Al día siguiente fui a ver al senador. Después del encuentro con Frontino, tuve que hacer la visita por la tarde; más vale pasar por alto los detalles de la resaca matinal. Pasé casi toda la mañana en la cama, aunque de vez en cuando sufrí espasmos debidos a los retortijones. Me presenté en casa del senador después del almuerzo y me enteré de que sufría una ligera indigestión. Yo padecía indigestión grave y no había podido hacer frente al almuerzo.
Entré por asalto. El senador empezaba a deducir mis estados de ánimo por la forma repentina en que me presentaba en su santuario. Ese día aparecí como el malo de una representación y reí con una malicia que estaba dispuesto a compartir con el público. Camilo Vero tuvo la bondad de desechar el papeleo y de permitirme soltar mi pintoresco parlamento.
–¡De los lingotes de plata no sé nada, pero he topado con todo un complot! Señor, me ha mentido. Ha dicho más mentiras que una puta enferma en el templo de Isis y con fines muchos menos válidos, pero lo ha hecho con la misma habilidad.
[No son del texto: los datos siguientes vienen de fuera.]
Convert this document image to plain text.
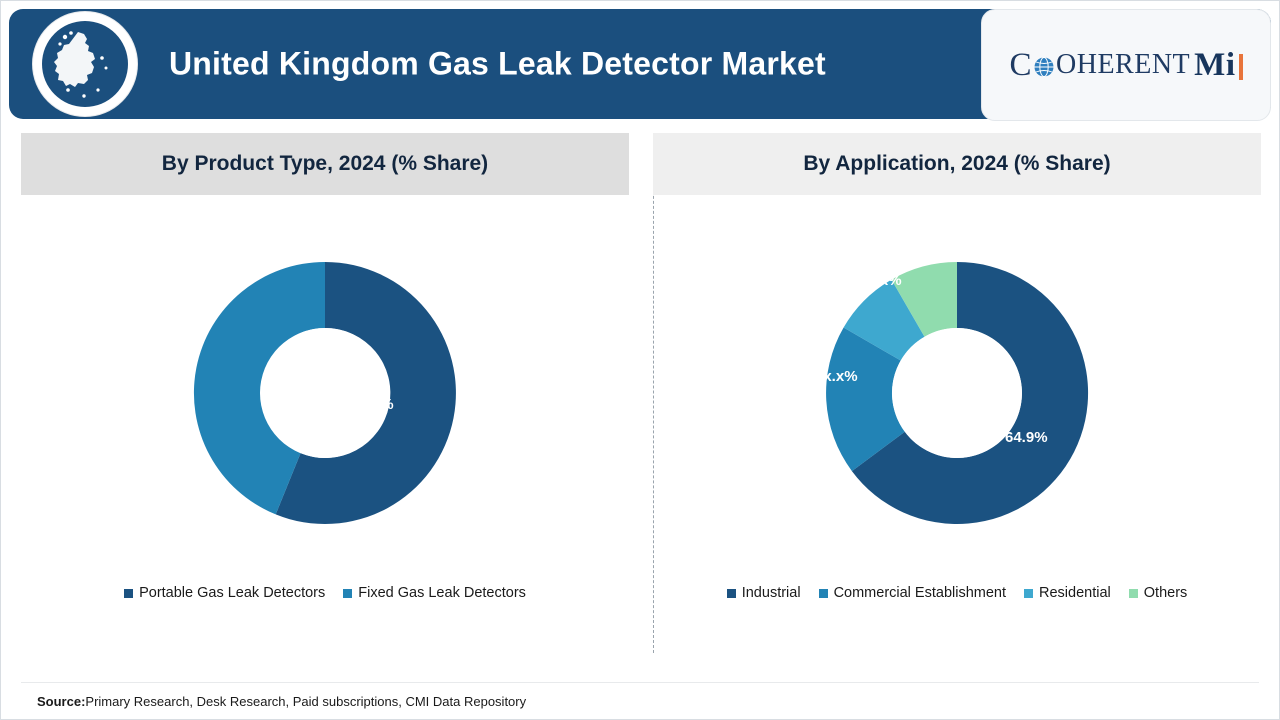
United Kingdom Gas Leak Detector Market	C OHERENT Mi
By Product Type, 2024 (% Share)
57.6%
xx.x%
Portable Gas Leak Detectors Fixed Gas Leak Detectors
By Application, 2024 (% Share)
64.9%
xx.x%
xx.x%
xx.x%
Industrial Commercial Establishment Residential Others
Source: Primary Research, Desk Research, Paid subscriptions, CMI Data Repository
–¡Falco! ¿Me permite que le dé una explicación?
No se lo permití, al menos me debía un discurso rimbombante. Mi profunda agitación lo hipnotizó.
–¡Lo siento, senador! No me ocupo de faenas políticas, me parece que los riesgos no merecen la pena. Mi madre sacrificó un hijo a Vespasiano en Galilea, yo soy el único superviviente… ¡y estoy más que satisfecho de seguir con vida!
El senador se mostró irritable. Evidentemente pensaba que yo despreciaba los aspectos políticos del caso. Puesto que yo creía que era él quien los minimizaba nos convertimos en jugadores de damas que llegan a un punto muerto.
–¿Quiere ver asesinado a Vespasiano? ¡Vamos, Falco! ¿Quiere que el país vuelva a hundirse en una guerra civil? ¿Quiere ver el imperio en ruinas? ¿Quiere ver más luchas, más incertidumbres, más sangre de romanos vertida en las calles de Roma?
–Hay quienes cobran un alto salario por proteger al emperador -dije resentido-. ¡Y quiere que me la juegue a cambio de mentiras y promesas!
De pronto perdía la paciencia. Yo no tenía futuro en semejante situación: me habían engañado, habían intentado usarme. Hombres más inteligentes que el senador me habían confundido con el payaso de una farsa campestre; hombres más inteligentes que el senador se habían percatado del error. Me serené y puse fin a esa ridícula pieza de teatro.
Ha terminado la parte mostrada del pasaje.